L’IPOTESI TECNOLOGICA
I dati emersi dallo studio sembrano insomma mostrare che le grandi variazioni del clima avvenute durante l'ultima era glaciale siano state assorbite in modo diverso nell'area del Mediterraneo rispetto a quanto accaduto nell'Europa continentale e alle alte latitudini della Groenlandia. E questo porterebbe a escludere l’ipotesi climatica come causa dell’estinzione dei neandertaliani.

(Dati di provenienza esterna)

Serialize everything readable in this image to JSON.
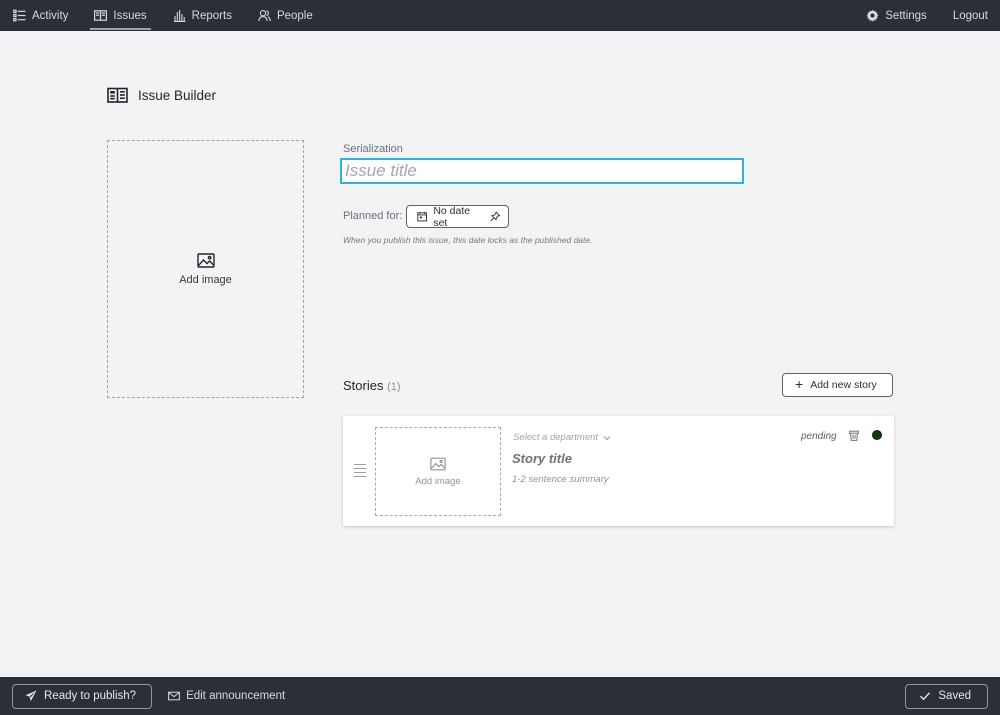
{
  "nav": {
    "items": [
      {
        "label": "Activity",
        "icon": "list-icon"
      },
      {
        "label": "Issues",
        "icon": "issues-icon",
        "active": true
      },
      {
        "label": "Reports",
        "icon": "bar-chart-icon"
      },
      {
        "label": "People",
        "icon": "people-icon"
      }
    ],
    "settings_label": "Settings",
    "logout_label": "Logout"
  },
  "page": {
    "title": "Issue Builder"
  },
  "cover": {
    "add_image_label": "Add image"
  },
  "form": {
    "serialization_label": "Serialization",
    "title_placeholder": "Issue title",
    "title_value": "",
    "planned_label": "Planned for:",
    "date_button_label": "No date set",
    "hint": "When you publish this issue, this date locks as the published date."
  },
  "stories": {
    "heading": "Stories",
    "count": "(1)",
    "add_button_label": "Add new story",
    "items": [
      {
        "add_image_label": "Add image",
        "department_placeholder": "Select a department",
        "title_placeholder": "Story title",
        "summary_placeholder": "1-2 sentence summary",
        "status": "pending",
        "status_color": "#123b12"
      }
    ]
  },
  "footer": {
    "publish_label": "Ready to publish?",
    "announcement_label": "Edit announcement",
    "saved_label": "Saved"
  },
  "colors": {
    "nav_bg": "#2b3038",
    "page_bg": "#f2f3f5",
    "focus_accent": "#2fb2d6"
  }
}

Ma come può spiegarsi allora la scomparsa di questa specie umana, avvenuta dopo pochi millenni di convivenza con l’Uomo Moderno? A rispondere è Stefano Benazzi, paleoantropologo dell’Università di Bologna, tra gli autori dello studio. “I risultati di questa ricerca rendono ancora più plausibile l’ipotesi portata avanti da diversi studiosi secondo cui alla base dell'estinzione dei Neanderthal ci sia una motivazione tecnologica”, spiega Benazzi. “Secondo questa teoria sarebbe stata in particolare la tecnologia di caccia, molto più avanzata per l’Homo sapiens rispetto al Neanderthal, ad aver contribuito in maniera primaria alla supremazia del primo rispetto al secondo, inducendo la scomparsa dei neandertaliani dopo circa 3.000 anni di convivenza fra le due specie”.

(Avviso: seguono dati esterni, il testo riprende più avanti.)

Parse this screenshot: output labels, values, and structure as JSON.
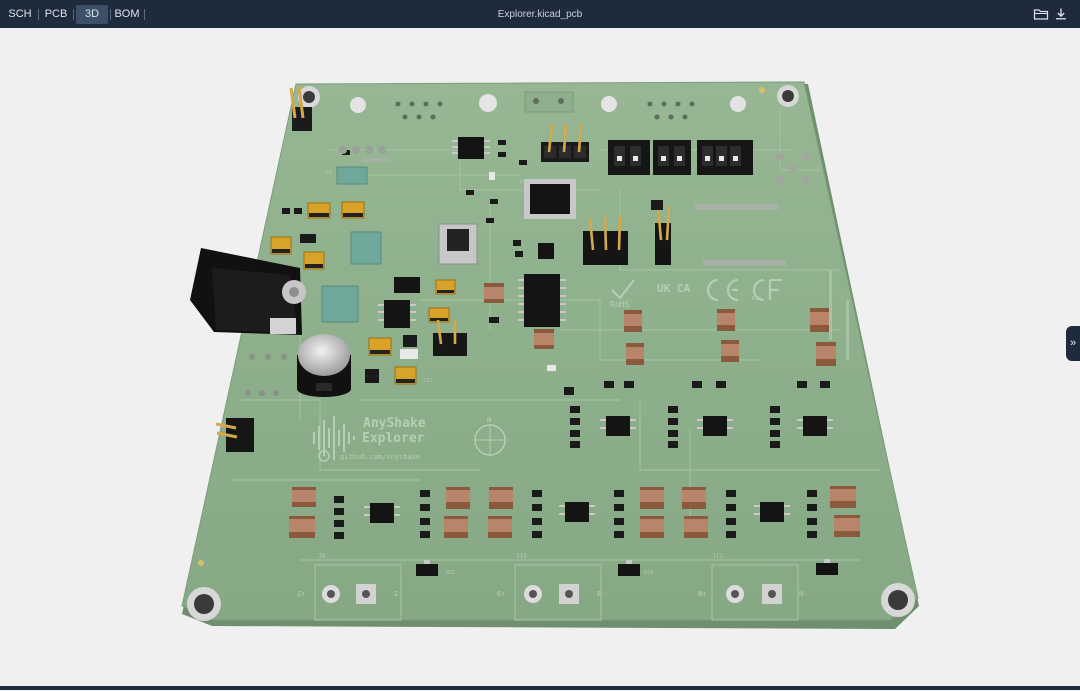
{
  "toolbar": {
    "tabs": [
      {
        "label": "SCH"
      },
      {
        "label": "PCB"
      },
      {
        "label": "3D"
      },
      {
        "label": "BOM"
      }
    ],
    "active_tab": "3D",
    "file_title": "Explorer.kicad_pcb",
    "open_icon": "folder-open-icon",
    "download_icon": "download-icon"
  },
  "viewer": {
    "expand_icon": "double-chevron-right-icon",
    "board": {
      "logo_line1": "AnyShake",
      "logo_line2": "Explorer",
      "url": "github.com/anyshake",
      "certs": [
        "RoHS",
        "UK CA",
        "CE",
        "FC"
      ],
      "connectors": [
        {
          "name": "J9",
          "pin_plus": "Z+",
          "pin_minus": "Z-"
        },
        {
          "name": "J12",
          "pin_plus": "E+",
          "pin_minus": "E-"
        },
        {
          "name": "J11",
          "pin_plus": "N+",
          "pin_minus": "N-"
        }
      ],
      "labels": {
        "north": "N",
        "c17": "C17",
        "d22": "D22",
        "d23": "D23",
        "r83": "R83",
        "r30": "R30",
        "c1": "C1"
      }
    }
  }
}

Gli studiosi dell'Alma Mater che hanno partecipato alla ricerca: Andrea Columbu, Jo De Waele, Veronica Chiarini, Stefano Benazzi
I PROTAGONISTI DELLO STUDIO
Lo studio è stato pubblicato sulla rivista Nature Ecology & Evolution con il titolo "Speleothem record attests to stable environmental conditions during Neanderthal–modern human turnover in southernItaly". Per l’Università di Bologna hanno partecipato Andrea Columbu, Veronica Chiarini e Jo De Waele del Dipartimento di Scienze biologiche, geologiche e ambientali, insieme a Stefano Benazzi del Dipartimento di Beni culturali.

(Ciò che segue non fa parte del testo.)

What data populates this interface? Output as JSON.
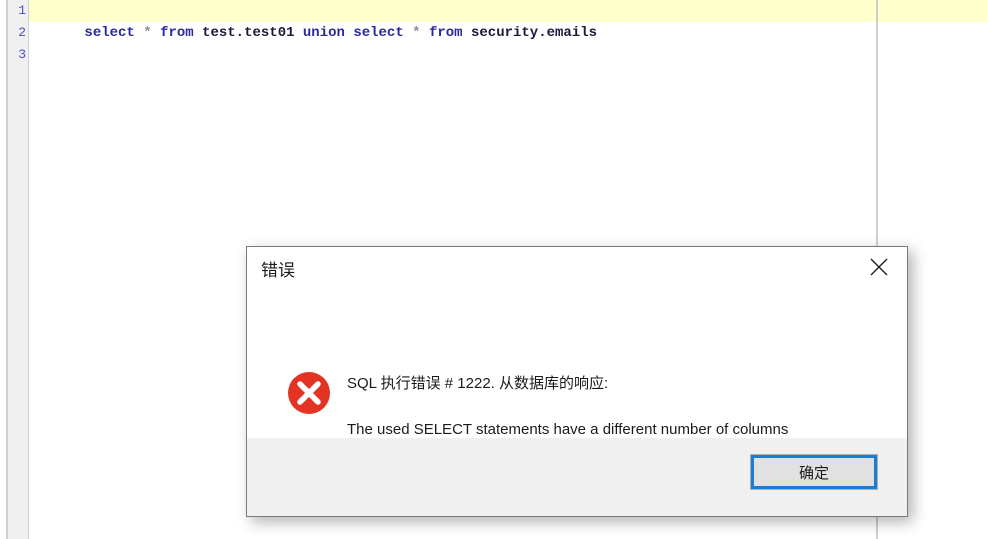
{
  "editor": {
    "line_numbers": [
      "1",
      "2",
      "3"
    ],
    "lines": [
      {
        "tokens": [
          {
            "text": "select",
            "kind": "kw"
          },
          {
            "text": " ",
            "kind": "plain"
          },
          {
            "text": "*",
            "kind": "star"
          },
          {
            "text": " ",
            "kind": "plain"
          },
          {
            "text": "from",
            "kind": "kw"
          },
          {
            "text": " ",
            "kind": "plain"
          },
          {
            "text": "test.test01",
            "kind": "id"
          },
          {
            "text": " ",
            "kind": "plain"
          },
          {
            "text": "union",
            "kind": "kw"
          },
          {
            "text": " ",
            "kind": "plain"
          },
          {
            "text": "select",
            "kind": "kw"
          },
          {
            "text": " ",
            "kind": "plain"
          },
          {
            "text": "*",
            "kind": "star"
          },
          {
            "text": " ",
            "kind": "plain"
          },
          {
            "text": "from",
            "kind": "kw"
          },
          {
            "text": " ",
            "kind": "plain"
          },
          {
            "text": "security.emails",
            "kind": "id"
          }
        ],
        "plain": "select * from test.test01 union select * from security.emails",
        "current": true
      },
      {
        "tokens": [],
        "plain": "",
        "current": false
      },
      {
        "tokens": [],
        "plain": "",
        "current": false
      }
    ],
    "colors": {
      "current_line_highlight": "#ffffcc",
      "keyword": "#2a2a9c",
      "identifier": "#1a1a3a",
      "star": "#8f8f8f",
      "line_number": "#4a4fbf",
      "gutter_background": "#f0f0f0",
      "margin_guide": "#cfcfcf"
    }
  },
  "dialog": {
    "title": "错误",
    "close_icon": "close-icon",
    "error_icon": "error-circle-x-icon",
    "message_line1": "SQL 执行错误 # 1222. 从数据库的响应:",
    "message_line2": "The used SELECT statements have a different number of columns",
    "ok_label": "确定",
    "colors": {
      "error_red": "#e33322",
      "focus_blue": "#1a7fd4",
      "footer_background": "#f0f0f0",
      "border": "#7a7a7a",
      "button_face": "#e1e1e1"
    }
  }
}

Hanno inoltre partecipato studiosi dell’Università di Innsbruck (Austria), dove sono state eseguite le analisi isotopiche, e dell’Università di Melbourne (Australia) e Xi’an Jiaotong University (Cina), dove sono state realizzate le datazioni radiometriche (metodo Uranio-Torio). Lo studio è stato possibile grazie al contributo finanziario delle Grotte di Castellana e della Federazione Speleologica Pugliese, e al grande contributo dato dai gruppi di speleologi locali.